Seokhyun An,Hyounghun Kim
2024-10-03
Abstract:Instruction tuning-supervised fine-tuning using instruction-response pairs-is a foundational step in transitioning pre-trained Large Language Models (LLMs) into helpful and safe chat assistants. Our hypothesis is that establishing an adequate output space can enable such a transition given the capabilities inherent in pre-trained LLMs. To verify this, we propose Response Tuning (RT), which eliminates the instruction-conditioning step in instruction tuning and solely focuses on response space supervision.

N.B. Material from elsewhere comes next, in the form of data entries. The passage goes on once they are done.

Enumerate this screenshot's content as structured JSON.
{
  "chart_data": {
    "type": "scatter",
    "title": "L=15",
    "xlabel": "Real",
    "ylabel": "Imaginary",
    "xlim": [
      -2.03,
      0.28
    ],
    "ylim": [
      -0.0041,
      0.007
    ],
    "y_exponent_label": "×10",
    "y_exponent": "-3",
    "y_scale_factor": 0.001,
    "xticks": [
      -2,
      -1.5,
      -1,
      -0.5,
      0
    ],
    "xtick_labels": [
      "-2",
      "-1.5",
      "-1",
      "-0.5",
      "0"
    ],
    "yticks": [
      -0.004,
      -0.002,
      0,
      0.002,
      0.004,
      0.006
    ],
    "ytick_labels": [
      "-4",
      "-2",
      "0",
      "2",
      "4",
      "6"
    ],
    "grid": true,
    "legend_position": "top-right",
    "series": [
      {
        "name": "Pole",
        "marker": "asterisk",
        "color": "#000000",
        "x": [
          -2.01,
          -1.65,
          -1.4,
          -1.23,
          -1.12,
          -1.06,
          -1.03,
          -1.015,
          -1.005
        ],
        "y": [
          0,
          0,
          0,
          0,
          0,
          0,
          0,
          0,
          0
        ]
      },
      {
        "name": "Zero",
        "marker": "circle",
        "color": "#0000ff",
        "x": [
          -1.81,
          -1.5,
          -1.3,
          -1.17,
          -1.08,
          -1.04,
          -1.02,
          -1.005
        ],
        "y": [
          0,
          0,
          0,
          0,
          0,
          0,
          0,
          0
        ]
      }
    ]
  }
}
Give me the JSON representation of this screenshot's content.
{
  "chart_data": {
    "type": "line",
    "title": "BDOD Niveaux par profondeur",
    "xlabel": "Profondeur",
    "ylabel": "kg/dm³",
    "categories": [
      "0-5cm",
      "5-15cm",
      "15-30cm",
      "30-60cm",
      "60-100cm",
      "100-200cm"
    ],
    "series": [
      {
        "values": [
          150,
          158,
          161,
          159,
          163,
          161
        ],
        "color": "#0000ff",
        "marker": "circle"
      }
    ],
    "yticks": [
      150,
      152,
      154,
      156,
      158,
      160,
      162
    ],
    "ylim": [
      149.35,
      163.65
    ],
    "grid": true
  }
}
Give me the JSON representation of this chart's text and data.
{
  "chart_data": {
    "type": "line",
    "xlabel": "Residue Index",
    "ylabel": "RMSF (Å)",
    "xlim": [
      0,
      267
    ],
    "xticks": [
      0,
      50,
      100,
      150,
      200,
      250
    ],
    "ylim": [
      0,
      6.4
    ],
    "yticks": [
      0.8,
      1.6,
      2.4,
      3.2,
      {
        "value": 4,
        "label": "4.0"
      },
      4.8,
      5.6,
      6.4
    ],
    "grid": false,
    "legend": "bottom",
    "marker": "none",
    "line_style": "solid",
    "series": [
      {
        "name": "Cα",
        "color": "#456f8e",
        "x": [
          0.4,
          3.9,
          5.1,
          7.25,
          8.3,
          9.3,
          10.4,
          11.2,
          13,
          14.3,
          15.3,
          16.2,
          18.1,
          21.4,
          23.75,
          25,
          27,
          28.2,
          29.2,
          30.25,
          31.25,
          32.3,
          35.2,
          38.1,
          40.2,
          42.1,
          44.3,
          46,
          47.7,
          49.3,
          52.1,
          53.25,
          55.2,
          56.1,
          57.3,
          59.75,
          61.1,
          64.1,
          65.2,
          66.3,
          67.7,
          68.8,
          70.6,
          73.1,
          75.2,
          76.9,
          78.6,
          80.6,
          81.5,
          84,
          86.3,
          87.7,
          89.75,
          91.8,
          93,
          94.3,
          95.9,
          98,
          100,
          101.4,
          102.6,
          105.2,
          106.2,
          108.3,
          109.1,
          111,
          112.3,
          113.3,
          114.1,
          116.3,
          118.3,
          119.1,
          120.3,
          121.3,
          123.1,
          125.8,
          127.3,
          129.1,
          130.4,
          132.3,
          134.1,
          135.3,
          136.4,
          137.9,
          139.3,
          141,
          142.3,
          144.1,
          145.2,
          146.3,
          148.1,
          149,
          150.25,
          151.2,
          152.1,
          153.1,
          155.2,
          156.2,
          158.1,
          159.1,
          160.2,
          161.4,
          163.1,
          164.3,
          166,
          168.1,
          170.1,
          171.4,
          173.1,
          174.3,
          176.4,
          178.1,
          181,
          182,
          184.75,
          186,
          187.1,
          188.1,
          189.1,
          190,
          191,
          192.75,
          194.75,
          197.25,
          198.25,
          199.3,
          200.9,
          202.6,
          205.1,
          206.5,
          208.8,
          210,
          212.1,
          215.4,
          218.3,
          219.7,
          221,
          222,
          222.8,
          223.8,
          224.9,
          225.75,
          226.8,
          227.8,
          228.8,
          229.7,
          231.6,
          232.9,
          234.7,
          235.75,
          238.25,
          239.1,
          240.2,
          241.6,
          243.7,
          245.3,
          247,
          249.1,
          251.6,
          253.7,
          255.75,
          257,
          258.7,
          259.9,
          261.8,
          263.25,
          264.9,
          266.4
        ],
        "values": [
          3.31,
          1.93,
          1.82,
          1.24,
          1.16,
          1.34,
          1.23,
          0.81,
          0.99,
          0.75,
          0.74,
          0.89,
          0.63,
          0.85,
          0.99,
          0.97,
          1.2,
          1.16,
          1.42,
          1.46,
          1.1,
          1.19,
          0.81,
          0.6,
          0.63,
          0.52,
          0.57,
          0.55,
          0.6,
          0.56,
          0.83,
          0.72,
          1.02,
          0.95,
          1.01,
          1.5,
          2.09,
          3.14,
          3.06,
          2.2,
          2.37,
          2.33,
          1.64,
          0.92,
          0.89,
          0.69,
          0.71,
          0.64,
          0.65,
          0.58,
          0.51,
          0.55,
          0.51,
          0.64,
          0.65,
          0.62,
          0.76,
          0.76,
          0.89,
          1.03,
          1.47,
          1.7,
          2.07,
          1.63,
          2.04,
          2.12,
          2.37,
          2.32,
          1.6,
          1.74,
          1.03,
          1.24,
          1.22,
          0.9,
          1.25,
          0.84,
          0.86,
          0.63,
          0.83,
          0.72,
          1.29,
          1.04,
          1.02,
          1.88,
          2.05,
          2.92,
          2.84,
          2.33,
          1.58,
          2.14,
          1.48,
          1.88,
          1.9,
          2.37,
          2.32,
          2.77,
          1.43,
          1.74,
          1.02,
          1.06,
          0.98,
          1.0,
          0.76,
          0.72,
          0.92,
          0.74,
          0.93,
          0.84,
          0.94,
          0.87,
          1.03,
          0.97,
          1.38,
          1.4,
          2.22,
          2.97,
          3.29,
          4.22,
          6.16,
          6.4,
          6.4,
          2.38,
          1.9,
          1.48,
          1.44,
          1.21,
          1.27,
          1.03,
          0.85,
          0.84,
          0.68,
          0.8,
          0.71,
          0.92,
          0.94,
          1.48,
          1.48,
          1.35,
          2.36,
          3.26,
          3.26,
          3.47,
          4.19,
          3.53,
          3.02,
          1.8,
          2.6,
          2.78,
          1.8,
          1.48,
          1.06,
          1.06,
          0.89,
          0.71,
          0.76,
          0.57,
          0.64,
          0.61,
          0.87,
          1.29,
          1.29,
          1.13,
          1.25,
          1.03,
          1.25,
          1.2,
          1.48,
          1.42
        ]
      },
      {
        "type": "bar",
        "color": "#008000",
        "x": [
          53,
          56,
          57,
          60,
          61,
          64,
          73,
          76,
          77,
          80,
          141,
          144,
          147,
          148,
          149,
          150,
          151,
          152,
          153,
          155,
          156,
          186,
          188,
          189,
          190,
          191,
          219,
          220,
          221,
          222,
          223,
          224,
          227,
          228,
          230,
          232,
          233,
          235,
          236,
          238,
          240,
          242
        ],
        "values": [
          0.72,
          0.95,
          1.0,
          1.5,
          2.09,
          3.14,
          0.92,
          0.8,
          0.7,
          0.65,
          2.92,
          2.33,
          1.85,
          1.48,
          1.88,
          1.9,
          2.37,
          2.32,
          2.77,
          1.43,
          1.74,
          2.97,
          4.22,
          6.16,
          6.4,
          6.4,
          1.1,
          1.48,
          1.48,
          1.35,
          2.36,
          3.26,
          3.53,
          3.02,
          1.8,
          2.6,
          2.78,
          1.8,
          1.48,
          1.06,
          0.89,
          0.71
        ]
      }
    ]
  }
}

Our experiments demonstrate that RT models, trained only using responses, can effectively respond to a wide range of instructions and exhibit helpfulness comparable to that of their instruction-tuned counterparts. Furthermore, we observe that controlling the training response distribution can significantly improve their user preference or elicit target behaviors such as refusing assistance for unsafe queries. Our findings illuminate the role of establishing an adequate output space in alignment, highlighting the potential of the extensive inherent capabilities of pre-trained LLMs.
Computation and Language,Artificial Intelligence
What problem does this paper attempt to address?
The problem that this paper attempts to solve is: how to make pre - trained large - scale language models (LLMs) become useful and safe chat assistants without instruction tuning by establishing an appropriate output space (i.e., response space). Specifically, the paper proposes a method named "Response Tuning" (RT). This method omits the instruction - conditioning step in the traditional instruction - response pair tuning process and only focuses on the supervision of the response space. The author assumes that pre - trained LLMs already have the capabilities such as following instructions and evaluating safety. By appropriately setting the response space, these capabilities can be stimulated, enabling the model to respond effectively to various instructions like an instruction - tuned model and show similar helpfulness. The main contributions of the paper include: 1. Proposing the Response Tuning (RT) method and verifying that pre - trained LLMs can generate responses consistent with human needs only by establishing an appropriate output space. 2. Through extensive experimental evaluations, demonstrating the effectiveness of the RT model in handling a wide range of instructions, indicating that most of the instruction - following capabilities may have been learned during the pre - training stage. 3. Proving that by controlling the training response distribution, the user preference and safety of the model can be further improved. For example, by refining response attributes or adding a small number of safe - rejection examples, the performance of the model can be significantly improved. 4. Emphasizing the importance of the inherent capabilities of pre - trained LLMs and the role of establishing an appropriate response space during the adjustment process. Overall, this paper explores how, in the absence of instruction - response pairs, large - scale language models can better adapt to human needs through the supervision of the response space while maintaining their safety and usefulness.